Diversos tipos de mutações genéticas são responsáveis por defeitos em proteínas em diferentes níveis da resposta imunológica, que muitas vezes em associação com o meio ambiente, levam aos mais diferentes tipos de alterações na imunidade. O entendimento desse processo, juntamente com a história clínica, permite o diagnóstico e tratamento adequado dessas doenças, assim como o desenvolvimento de novas terapias eficazes.

Exemplos clássicos:

-Defeitos na produção e/ou função de anticorpos, essenciais na defesa contra bactérias na imunodeficiência comum variável e na agamaglobulinemia, levando a infecções de repetição juntamente com doenças autoimunes e neoplásicas;

-Infecções por fungos ou vírus de repetição como candidíase ou herpes;

-Defeitos que levam ao distúrbio de funções de células T e B nas imunodeficiências combinadas resultando em um quadro mais grave com infecções bacterianas, virais e fúngicas;

-Diminuição da eliminação de linfócitos defeituosos na síndrome linfoproliferativa autoimune, causando doenças auto-imunes com destruição de células do sangue;

-Defeitos na função de fagócitos, células essenciais para a defesa contra bactérias, levando à doenças granulomatosas crônicas;

-Distúrbios de frações do sistema complemento, conjunto de proteínas que causa a destruição de bactérias nocivas ao organismo, levando à imunodeficiências;

-Síndromes com características faciais ou mais sintomas típicos e que também apresentam defeitos da imunidade como síndrome de Di George, hiper IgE, Ataxia telangiectasia, Wiskott-Aldrich.

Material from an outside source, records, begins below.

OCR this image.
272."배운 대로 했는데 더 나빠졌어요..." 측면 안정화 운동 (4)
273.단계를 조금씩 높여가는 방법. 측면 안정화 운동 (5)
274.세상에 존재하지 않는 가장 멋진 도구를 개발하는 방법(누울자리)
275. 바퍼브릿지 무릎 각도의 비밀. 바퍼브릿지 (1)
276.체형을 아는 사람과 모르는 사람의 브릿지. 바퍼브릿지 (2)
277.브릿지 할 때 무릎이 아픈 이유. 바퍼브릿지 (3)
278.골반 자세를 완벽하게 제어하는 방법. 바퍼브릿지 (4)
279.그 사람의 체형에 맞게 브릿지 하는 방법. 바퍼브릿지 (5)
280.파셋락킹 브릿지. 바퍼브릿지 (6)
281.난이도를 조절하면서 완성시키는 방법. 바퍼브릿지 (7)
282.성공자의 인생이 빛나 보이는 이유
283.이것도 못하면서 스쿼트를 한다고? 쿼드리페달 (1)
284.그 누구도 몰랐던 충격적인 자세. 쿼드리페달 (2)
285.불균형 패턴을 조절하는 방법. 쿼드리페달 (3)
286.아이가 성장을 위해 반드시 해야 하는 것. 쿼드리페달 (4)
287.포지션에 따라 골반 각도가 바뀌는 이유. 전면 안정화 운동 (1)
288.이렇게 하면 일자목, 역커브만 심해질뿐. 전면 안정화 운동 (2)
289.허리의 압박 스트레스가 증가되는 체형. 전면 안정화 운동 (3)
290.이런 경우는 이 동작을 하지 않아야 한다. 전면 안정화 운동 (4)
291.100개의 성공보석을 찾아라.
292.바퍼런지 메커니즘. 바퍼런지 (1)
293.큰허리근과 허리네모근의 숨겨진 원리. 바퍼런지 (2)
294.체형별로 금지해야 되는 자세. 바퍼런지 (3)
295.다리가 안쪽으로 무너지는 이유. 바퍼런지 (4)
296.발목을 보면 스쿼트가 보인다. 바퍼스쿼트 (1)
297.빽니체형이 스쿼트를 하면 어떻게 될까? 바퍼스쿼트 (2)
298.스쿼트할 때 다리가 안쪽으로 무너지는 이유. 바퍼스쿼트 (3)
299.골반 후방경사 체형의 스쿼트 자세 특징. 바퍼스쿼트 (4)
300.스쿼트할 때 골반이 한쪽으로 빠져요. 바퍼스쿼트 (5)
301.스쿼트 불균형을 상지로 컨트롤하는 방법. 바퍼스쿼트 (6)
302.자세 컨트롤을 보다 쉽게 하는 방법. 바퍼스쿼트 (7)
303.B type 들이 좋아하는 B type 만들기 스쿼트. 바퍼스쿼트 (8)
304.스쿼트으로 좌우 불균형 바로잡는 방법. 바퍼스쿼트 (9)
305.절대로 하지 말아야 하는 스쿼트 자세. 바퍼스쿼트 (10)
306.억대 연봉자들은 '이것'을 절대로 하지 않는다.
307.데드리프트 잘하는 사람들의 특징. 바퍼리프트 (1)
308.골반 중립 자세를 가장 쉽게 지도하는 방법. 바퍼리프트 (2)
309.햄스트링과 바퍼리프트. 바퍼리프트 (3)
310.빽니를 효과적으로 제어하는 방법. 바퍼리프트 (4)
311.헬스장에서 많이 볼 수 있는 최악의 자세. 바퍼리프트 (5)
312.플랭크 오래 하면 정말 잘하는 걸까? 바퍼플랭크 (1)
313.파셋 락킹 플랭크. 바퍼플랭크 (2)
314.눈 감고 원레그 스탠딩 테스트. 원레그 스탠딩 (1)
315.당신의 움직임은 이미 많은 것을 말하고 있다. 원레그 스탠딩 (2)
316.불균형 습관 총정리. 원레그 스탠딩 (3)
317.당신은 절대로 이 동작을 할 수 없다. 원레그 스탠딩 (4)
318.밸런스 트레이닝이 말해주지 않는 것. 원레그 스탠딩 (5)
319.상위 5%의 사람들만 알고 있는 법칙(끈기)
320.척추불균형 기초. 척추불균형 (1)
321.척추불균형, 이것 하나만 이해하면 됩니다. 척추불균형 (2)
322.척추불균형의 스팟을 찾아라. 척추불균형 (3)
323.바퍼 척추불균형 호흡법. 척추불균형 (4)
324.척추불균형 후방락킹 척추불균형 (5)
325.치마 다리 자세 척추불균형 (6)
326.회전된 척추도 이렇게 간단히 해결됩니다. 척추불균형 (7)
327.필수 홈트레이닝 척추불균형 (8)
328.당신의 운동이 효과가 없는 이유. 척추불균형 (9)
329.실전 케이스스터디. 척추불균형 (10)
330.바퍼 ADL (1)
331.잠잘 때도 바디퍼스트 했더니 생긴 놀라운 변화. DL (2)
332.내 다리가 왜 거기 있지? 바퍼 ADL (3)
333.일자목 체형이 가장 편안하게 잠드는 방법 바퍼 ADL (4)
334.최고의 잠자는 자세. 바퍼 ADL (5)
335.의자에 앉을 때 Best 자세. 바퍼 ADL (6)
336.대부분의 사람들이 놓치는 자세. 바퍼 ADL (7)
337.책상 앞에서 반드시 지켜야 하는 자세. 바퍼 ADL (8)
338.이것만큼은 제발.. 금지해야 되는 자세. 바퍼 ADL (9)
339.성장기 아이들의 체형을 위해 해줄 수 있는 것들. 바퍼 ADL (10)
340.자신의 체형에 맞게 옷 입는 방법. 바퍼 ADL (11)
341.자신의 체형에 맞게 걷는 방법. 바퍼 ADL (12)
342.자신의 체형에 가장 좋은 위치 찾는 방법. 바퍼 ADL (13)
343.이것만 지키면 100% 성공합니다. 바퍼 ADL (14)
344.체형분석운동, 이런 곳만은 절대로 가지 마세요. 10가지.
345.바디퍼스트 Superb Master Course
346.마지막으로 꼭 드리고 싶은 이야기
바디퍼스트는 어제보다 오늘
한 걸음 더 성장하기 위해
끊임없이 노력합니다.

 É possível ocorrer deficiências na imunidade por outros motivos que não são genéticos?

 Muitas doenças, como o câncer e doenças auto-imunes, podem levar à defeitos do sistema imunológico, o que chamamos de imunodeficiência secundária. O próprio tratamento dessas e de outras doenças também pode levar a uma imunodeficiência secundária, pois existem medicações que acabam por causar danos ao sistema imunológico. O acompanhamento multidisciplinar com o Alergista e Imunologista é muito importante para a identificação e tratamento desses problemas, evitando complicações como infecções.

 Tratamento das imunodeficiências

 O tratamento depende do tipo de defeito imunológico envolvido. Por exemplo, nas deficiências de anticorpos, pode estar indicada a reposição de imunoglobulina IgG. Em imunodeficiências primárias mais graves, pode estar indicado o transplante de medula óssea (células tronco hematopoéticas). Antibióticos e/ou antifúngicos em doses para a prevenção de infecções podem ser usados por longos períodos. A partir do diagnóstico da imunodeficiência e acompanhamento regular com o especialista é possível previnir e monitorizar as principais complicações associadas, como sequelas pulmonares ou alguns tipos de câncer. O tratamento no caso da ocorrência de infecções em pacientes com diagnóstico de imunodeficiência deve ser individualizado e não deve ser conduzido da mesma forma que indivíduos sem a doença.